Rescue workers on the collapsed Pyne Gould Guiness building in central Christchurch. Photo / Mark Mitchell

Earthquake engineers are calling for tougher standards for strengthening old buildings after the catastrophic collapse of many pre-1970s buildings in the Christchurch earthquake.

The Pyne Gould building, Canterbury TV and other buildings where most lives were lost are all believed to have been built before a succession of increasingly tough
earthquake-resistant standards began in the mid-1970s.

A 2004 change to the Building Act required all local councils to adopt policies to strengthen such buildings to at least one-third of the current building standard.

But engineers say that almost all councils, except Wellington, have adopted merely "passive" policies which do not require strengthening old buildings except when their owners seek new building consents for alterations.

And Auckland University Associate Professor Jason Ingham, a management committee member of the NZ Society for Earthquake Engineering, said the society advocated raising the requirement to two-thirds of the current standard.

"If you improve your building to only one-third of the building standard, it is still 20 times more likely than a modern building to fall down in an earthquake," he said. "At two-thirds, it's only something like three times as likely to fail."

Ironically, Dr Ingham and other international experts were in Christchurch when the quake struck on Tuesday holding a seminar aimed at getting councils to give more urgency to strengthening old reinforced masonry (brick, stone or concrete) buildings.

He said that, even after the first Christchurch quake in September, most councils had not identified buildings at risk in a major earthquake, contacted the owners or developed any plans for how to strengthen them.

"Everybody has to learn from every earthquake. Anyone who feels there is nothing to be learnt is just being naive," he said.

Another Auckland University engineer, Dr Quincy Ma, said Tuesday's building collapses did not necessarily show that the structures were not strong enough, because the quake was so violent.

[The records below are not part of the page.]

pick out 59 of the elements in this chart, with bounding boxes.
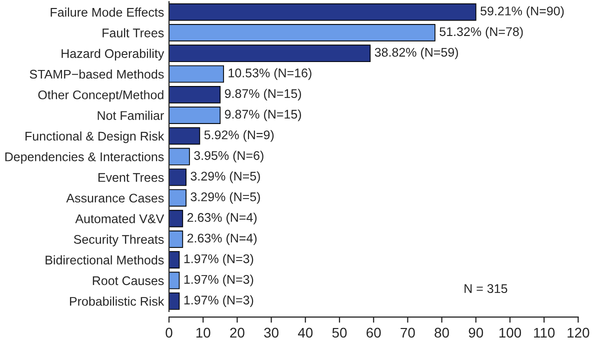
data-label: 5.92% (N=9): [204, 130, 274, 142]
bar: [169, 251, 180, 269]
data-label: 1.97% (N=3): [184, 254, 254, 266]
y-tick-label: Probabilistic Risk: [70, 296, 164, 306]
y-tick-label: Event Trees: [98, 173, 164, 182]
y-tick-label: Bidirectional Methods: [46, 255, 164, 264]
y-tick-label: Other Concept/Method: [38, 90, 164, 102]
y-tick-label: STAMP−based Methods: [30, 69, 164, 79]
data-label: 38.82% (N=59): [374, 48, 458, 60]
data-label: 3.29% (N=5): [190, 171, 260, 184]
y-tick-label: Hazard Operability: [62, 48, 164, 60]
data-label: 9.87% (N=15): [224, 109, 302, 122]
x-tick-label: 50: [332, 328, 347, 338]
y-tick-label: Functional & Design Risk: [26, 131, 164, 144]
data-label: 9.87% (N=15): [224, 88, 302, 100]
bar: [169, 86, 221, 104]
bar: [169, 44, 371, 62]
x-tick-label: 90: [468, 328, 484, 338]
bar: [169, 189, 186, 207]
x-tick-label: 110: [534, 328, 555, 338]
bar: [169, 127, 200, 145]
bar: [169, 292, 180, 310]
bar: [169, 168, 186, 186]
bar: [169, 272, 180, 290]
data-label: 2.63% (N=4): [187, 212, 257, 224]
bar: [169, 148, 190, 166]
x-tick-label: 60: [366, 328, 381, 338]
x-tick-label: 40: [298, 328, 313, 338]
x-tick-label: 20: [230, 328, 244, 338]
data-label: 51.32% (N=78): [440, 26, 523, 39]
x-tick-label: 100: [499, 328, 522, 338]
x-tick-label: 70: [400, 328, 415, 338]
data-label: 59.21% (N=90): [480, 6, 564, 18]
y-tick-label: Security Threats: [74, 234, 164, 246]
x-tick-label: 80: [434, 328, 449, 338]
x-tick-label: 0: [166, 328, 172, 338]
data-label: 1.97% (N=3): [184, 295, 254, 307]
bar: [169, 65, 224, 83]
data-label: 3.29% (N=5): [190, 192, 260, 204]
data-label: 3.95% (N=6): [194, 150, 264, 162]
y-tick-label: Not Familiar: [98, 110, 164, 120]
data-label: 2.63% (N=4): [187, 233, 257, 246]
x-tick-label: 30: [264, 328, 278, 338]
annotation: N = 315: [464, 284, 508, 293]
bar: [169, 210, 184, 228]
y-tick-label: Root Causes: [92, 276, 164, 286]
y-tick-label: Failure Mode Effects: [50, 8, 164, 17]
data-label: 1.97% (N=3): [184, 274, 254, 286]
data-label: 10.53% (N=16): [228, 68, 312, 80]
y-tick-label: Fault Trees: [102, 28, 164, 38]
x-tick-label: 10: [196, 328, 210, 338]
bar: [169, 106, 221, 124]
x-tick-label: 120: [568, 328, 590, 338]
bar: [169, 24, 436, 42]
y-tick-label: Assurance Cases: [66, 194, 164, 203]
bar: [169, 230, 184, 248]
y-tick-label: Automated V&V: [75, 214, 164, 224]
y-tick-label: Dependencies & Interactions: [5, 152, 164, 164]
bar: [169, 3, 476, 21]
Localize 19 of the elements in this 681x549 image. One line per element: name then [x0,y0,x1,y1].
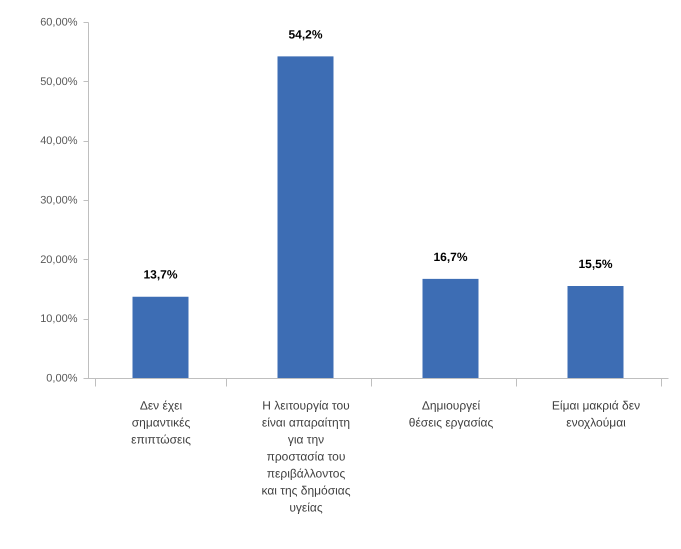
x-tick-label: Δεν έχει σημαντικές επιπτώσεις [131,398,192,446]
data-label: 54,2% [288,27,323,42]
data-label: 16,7% [433,250,468,264]
x-tick-label: Δημιουργεί θέσεις εργασίας [408,398,494,430]
y-tick-label: 40,00% [40,135,78,148]
data-label: 15,5% [578,257,613,272]
x-tick-label: Είμαι μακριά δεν ενοχλούμαι [552,398,640,430]
y-tick-label: 30,00% [40,194,78,206]
bar [278,56,334,378]
bar [422,278,478,378]
y-tick-label: 10,00% [40,313,78,326]
x-tick-label: Η λειτουργία του είναι απαραίτητη για την προστασία του περιβάλλοντος και της δημόσιας υγείας [261,398,351,514]
y-tick-label: 50,00% [40,76,78,88]
data-label: 13,7% [143,268,178,282]
bar [132,296,188,378]
y-tick-label: 60,00% [40,16,78,28]
y-tick-label: 0,00% [46,372,78,384]
bar [568,286,624,378]
y-tick-label: 20,00% [40,254,78,266]
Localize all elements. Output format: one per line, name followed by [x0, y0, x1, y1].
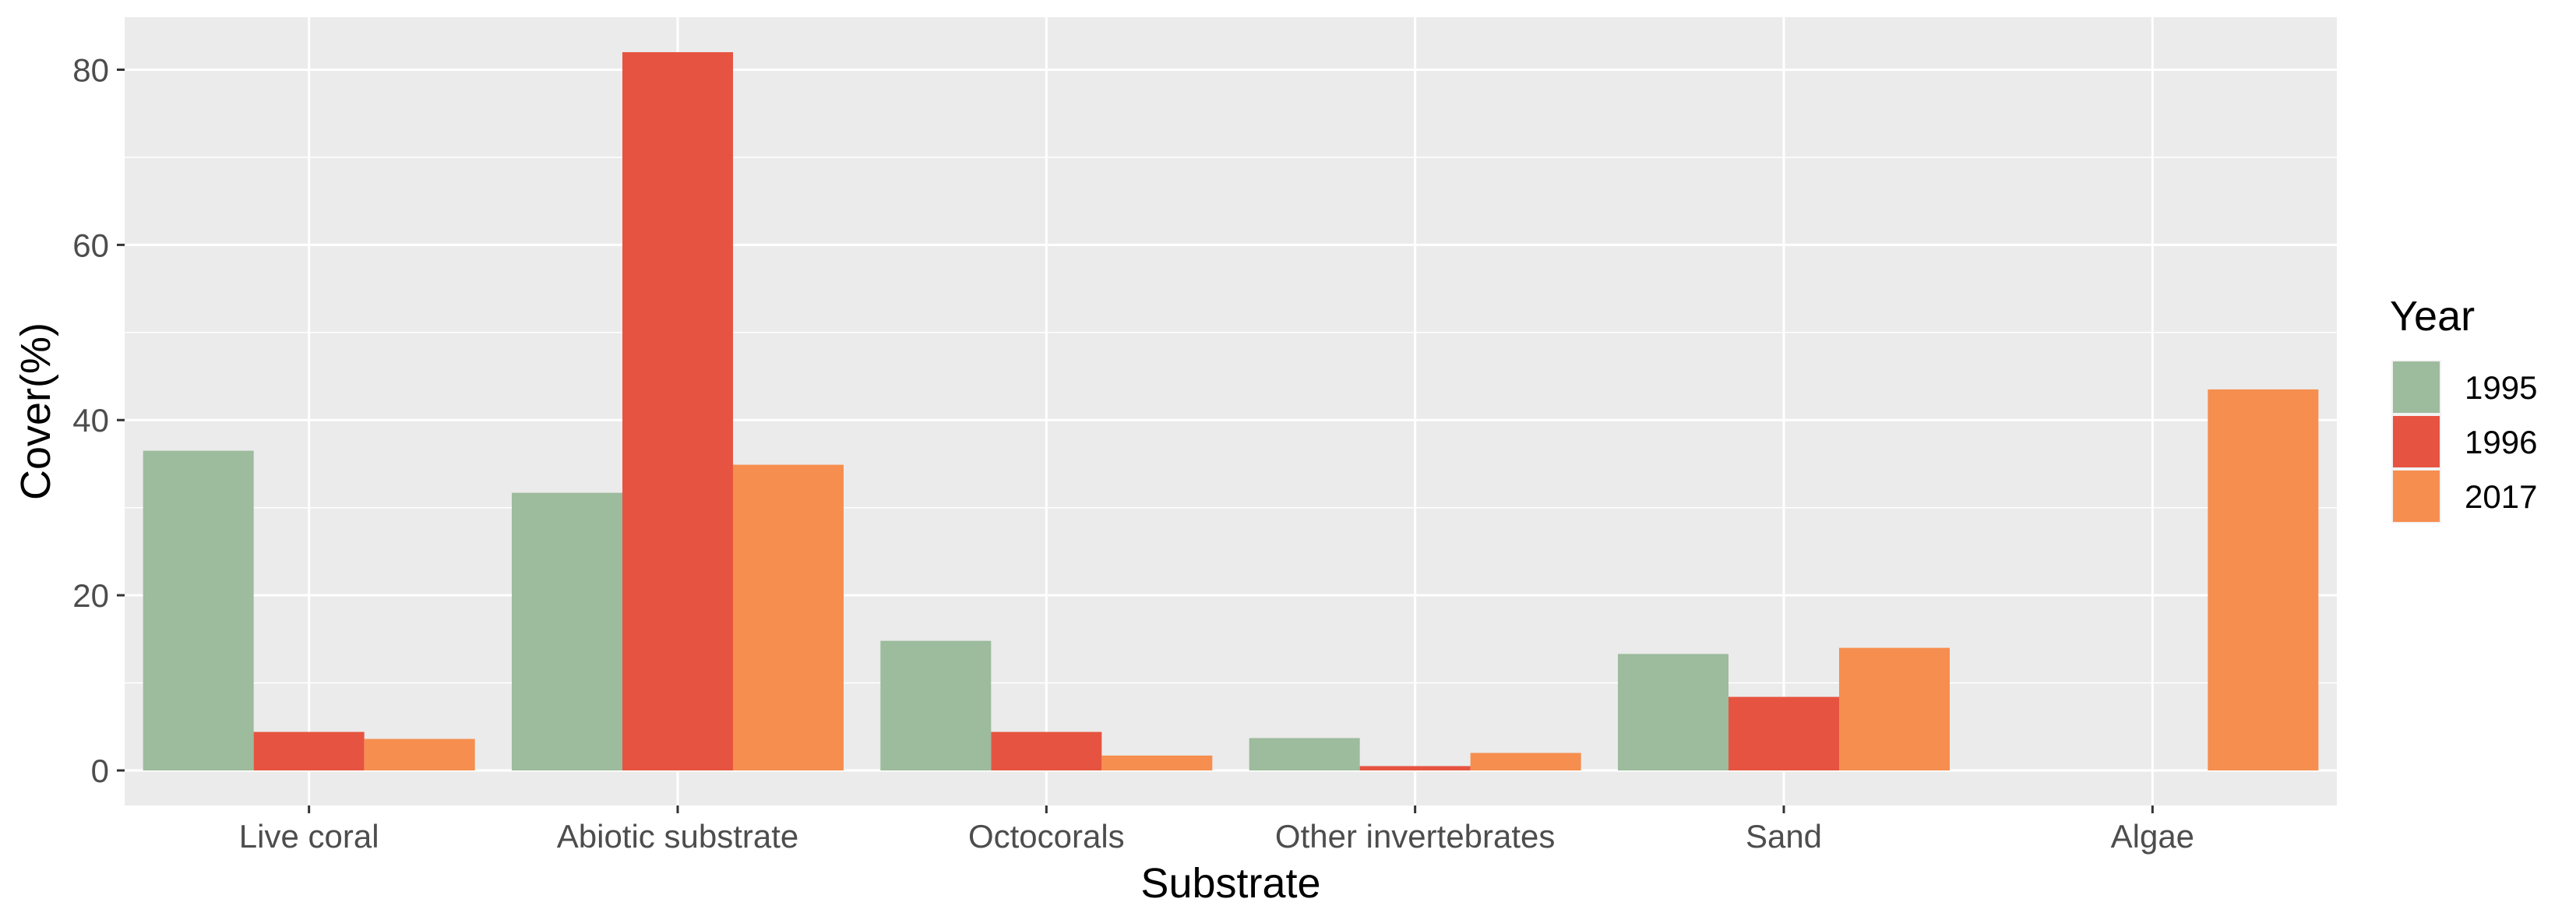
bar-2017-other-invertebrates: [1470, 753, 1581, 771]
bar-2017-algae: [2208, 389, 2319, 771]
legend-label-2017: 2017: [2465, 478, 2537, 515]
x-tick-label: Abiotic substrate: [557, 818, 799, 855]
bar-1995-abiotic-substrate: [512, 492, 622, 771]
y-tick-label: 20: [72, 577, 109, 614]
bar-2017-live-coral: [364, 738, 475, 771]
legend-key-1996: [2393, 416, 2440, 467]
y-tick-label: 60: [72, 227, 109, 263]
bar-1996-sand: [1728, 696, 1839, 771]
legend-label-1996: 1996: [2465, 424, 2537, 460]
bar-2017-sand: [1839, 647, 1950, 771]
bar-1995-sand: [1618, 654, 1728, 771]
bar-1995-octocorals: [880, 640, 992, 771]
x-axis-ticks: Live coral Abiotic substrate Octocorals Oth…: [239, 805, 2194, 855]
x-tick-label: Sand: [1746, 818, 1822, 855]
y-axis-ticks: 0 20 40 60 80: [72, 51, 125, 789]
x-tick-label: Live coral: [239, 818, 379, 855]
bar-1996-abiotic-substrate: [622, 51, 733, 771]
y-tick-label: 80: [72, 51, 109, 88]
panel-background: [125, 17, 2337, 805]
y-tick-label: 40: [72, 402, 109, 439]
legend-key-1995: [2393, 361, 2440, 413]
bar-1995-other-invertebrates: [1249, 738, 1360, 771]
minor-gridlines: [125, 157, 2337, 684]
y-axis-title: Cover(%): [12, 323, 59, 500]
legend: Year 1995 1996 2017: [2390, 293, 2537, 523]
bar-1996-other-invertebrates: [1359, 766, 1471, 771]
bar-1996-live-coral: [253, 731, 365, 771]
legend-key-2017: [2393, 471, 2440, 522]
bars: [143, 51, 2319, 771]
bar-2017-octocorals: [1101, 755, 1213, 771]
x-axis-title: Substrate: [1140, 860, 1320, 907]
x-tick-label: Octocorals: [968, 818, 1125, 855]
y-tick-label: 0: [91, 753, 109, 789]
x-tick-label: Algae: [2111, 818, 2194, 855]
legend-title: Year: [2390, 293, 2475, 340]
bar-2017-abiotic-substrate: [733, 464, 844, 771]
bar-1995-live-coral: [143, 450, 254, 771]
legend-label-1995: 1995: [2465, 369, 2537, 406]
bar-1996-octocorals: [991, 731, 1102, 771]
x-tick-label: Other invertebrates: [1275, 818, 1556, 855]
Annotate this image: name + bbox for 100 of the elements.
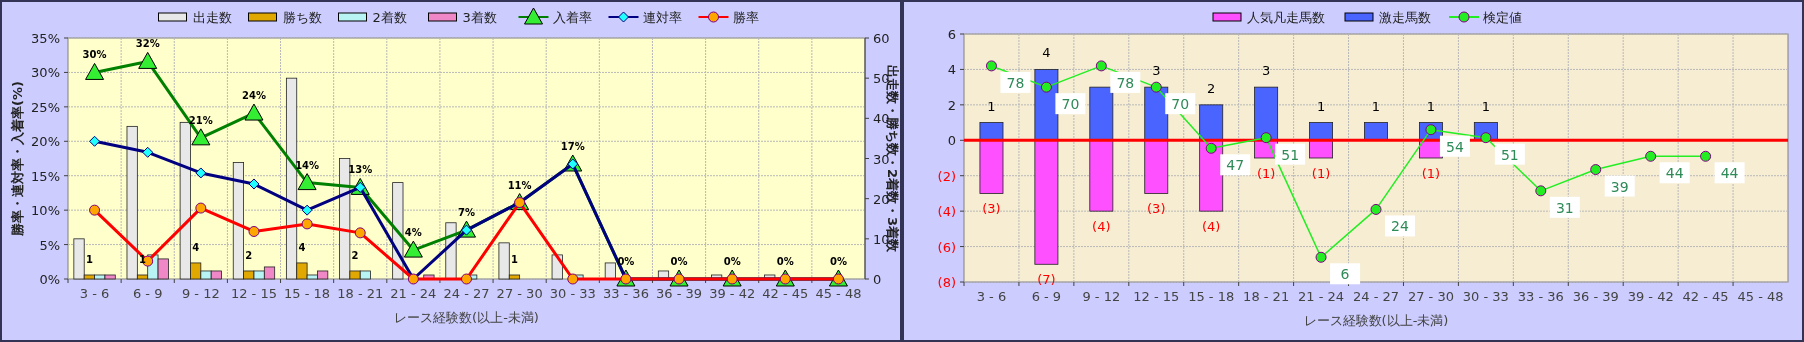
legend-label: 入着率: [552, 10, 592, 25]
data-label: (1): [1421, 166, 1441, 181]
data-label: 39: [1610, 178, 1629, 195]
data-label: 54: [1446, 138, 1464, 155]
y2-tick-label: 0: [873, 272, 882, 287]
data-label: (3): [982, 201, 1001, 217]
x-tick-label: 27 - 30: [1407, 289, 1454, 304]
data-label: (4): [1201, 219, 1221, 235]
data-label: 4%: [404, 227, 422, 239]
data-label: 47: [1226, 157, 1245, 174]
x-tick-label: 9 - 12: [1082, 289, 1121, 304]
data-label: 1: [510, 253, 518, 265]
x-tick-label: 18 - 21: [1243, 289, 1290, 304]
data-label: (7): [1037, 272, 1056, 288]
x-tick-label: 18 - 21: [337, 286, 384, 301]
legend-label: 出走数: [192, 10, 232, 25]
data-label: 7%: [458, 207, 475, 219]
data-label: 1: [1316, 98, 1326, 114]
y-tick-label: 4: [947, 62, 956, 78]
data-label: 70: [1171, 96, 1190, 113]
x-tick-label: 33 - 36: [1517, 289, 1564, 304]
y-tick-label: 20%: [31, 134, 60, 150]
x-tick-label: 36 - 39: [1572, 289, 1619, 304]
data-label: 3: [1152, 63, 1161, 79]
legend-label: 勝率: [732, 10, 759, 25]
x-tick-label: 21 - 24: [390, 286, 437, 301]
y-tick-label: 15%: [31, 168, 60, 184]
data-label: 1: [1371, 98, 1381, 114]
x-tick-label: 24 - 27: [443, 286, 490, 301]
data-label: (1): [1311, 166, 1331, 181]
data-label: 51: [1500, 146, 1519, 163]
data-label: (3): [1147, 201, 1166, 217]
data-label: 0%: [776, 256, 794, 267]
data-label: 2: [351, 249, 359, 261]
data-label: 17%: [560, 141, 585, 153]
legend-label: 人気凡走馬数: [1247, 10, 1325, 25]
data-label: 6: [1340, 266, 1350, 283]
data-label: 0%: [829, 256, 847, 267]
legend-label: 3着数: [462, 10, 497, 25]
data-label: 2: [1207, 80, 1216, 96]
y-tick-label: (4): [937, 204, 956, 220]
data-label: 30%: [82, 49, 107, 61]
legend-label: 2着数: [372, 10, 407, 25]
y-tick-label: 10%: [31, 203, 60, 219]
x-axis-title: レース経験数(以上-未満): [394, 310, 539, 325]
x-tick-label: 15 - 18: [1188, 289, 1235, 304]
data-label: 1: [1426, 98, 1436, 114]
x-tick-label: 3 - 6: [79, 286, 110, 301]
data-label: 24: [1391, 218, 1409, 235]
y-tick-label: 0%: [39, 272, 60, 287]
data-label: 21%: [188, 114, 213, 126]
y-tick-label: (6): [937, 239, 956, 255]
x-tick-label: 6 - 9: [1031, 289, 1062, 304]
x-tick-label: 15 - 18: [284, 286, 331, 301]
x-tick-label: 42 - 45: [1682, 289, 1729, 304]
data-label: 13%: [348, 164, 373, 176]
x-tick-label: 45 - 48: [1737, 289, 1784, 304]
data-label: 70: [1061, 96, 1080, 113]
data-label: 4: [1042, 45, 1051, 61]
y-tick-label: 2: [947, 97, 956, 113]
x-tick-label: 39 - 42: [709, 286, 756, 301]
data-label: 4: [192, 241, 200, 253]
data-label: 78: [1006, 74, 1025, 91]
x-tick-label: 36 - 39: [656, 286, 703, 301]
x-tick-label: 39 - 42: [1627, 289, 1674, 304]
y-tick-label: 6: [947, 27, 956, 42]
x-axis-title: レース経験数(以上-未満): [1303, 313, 1449, 328]
data-label: 31: [1555, 199, 1574, 216]
y-axis-title: 勝率・連対率・入着率(%): [10, 81, 25, 237]
y-tick-label: 35%: [31, 31, 60, 46]
data-label: 4: [298, 241, 306, 253]
x-tick-label: 45 - 48: [815, 286, 862, 301]
data-label: 1: [1481, 98, 1491, 114]
y-tick-label: 0: [947, 133, 956, 149]
y2-tick-label: 60: [873, 31, 890, 46]
y-tick-label: 30%: [31, 65, 60, 81]
data-label: 78: [1116, 74, 1135, 91]
legend-label: 連対率: [642, 10, 682, 25]
x-tick-label: 30 - 33: [1462, 289, 1509, 304]
data-label: (4): [1092, 219, 1111, 235]
data-label: 24%: [242, 90, 266, 102]
x-tick-label: 27 - 30: [496, 286, 543, 301]
x-tick-label: 3 - 6: [976, 289, 1007, 304]
x-tick-label: 12 - 15: [1133, 289, 1180, 304]
x-tick-label: 24 - 27: [1352, 289, 1400, 304]
data-label: 0%: [670, 256, 688, 267]
x-tick-label: 12 - 15: [230, 286, 277, 301]
data-label: 1: [139, 253, 147, 265]
data-label: 3: [1261, 63, 1271, 79]
data-label: 11%: [507, 179, 532, 191]
x-tick-label: 9 - 12: [181, 286, 220, 301]
y-tick-label: (8): [937, 275, 956, 290]
y-tick-label: 25%: [31, 99, 60, 115]
x-tick-label: 30 - 33: [549, 286, 596, 301]
data-label: 2: [245, 249, 253, 261]
data-label: 44: [1720, 165, 1739, 182]
y-tick-label: 5%: [39, 237, 60, 253]
data-label: 1: [85, 253, 93, 265]
x-tick-label: 21 - 24: [1298, 289, 1345, 304]
data-label: 51: [1281, 146, 1300, 163]
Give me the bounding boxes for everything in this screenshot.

"The ground motion in Christchurch was over what we expect for a 1000-year return period," he said. "We design for a 475-year return period."

This means the ground shaking from Tuesday's magnitude 6.3 quake was even more violent than Christchurch can expect from a magnitude 8 jolt on the Alpine Fault, which is expected every 300 to 400 years and was regarded as the test that buildings had to be designed for. The fault last moved 290 years ago.

Dr Ma said the fault that shook the city this week had not been identified as a major risk before.

"From the last [September] quake we thought all the lessons had been learnt, but that was just a dress rehearsal for the real test," he said.

Wellington City Council requires any building built before 1976 to be strengthened to a third of the current standard within 20 years if it may contain, or risk damaging, crowds of people. A previously tighter timetable was pushed out to 20 years in 2009 after building owners complained about the costs. Former mayor Kerry Prendergast urged the council to revisit the issue "with a view to tightening the deadlines again" after the September quake.

Auckland Council building policy manager Bob de Leur said all previous councils in the Auckland region had only passive policies requiring strengthening when new building consents were sought. The new combined council is expected to review that policy this year. Home Owners and Buyers Association president John Gray said virtually all "leaky buildings" had been found to have structural defects as well as leaks.

But he said a Building Amendment Bill now before Parliament would weaken controls even further by removing an existing requirement for consent authorities to physically inspect new buildings before issuing code compliance certificates - now to be called "consent completion certificates".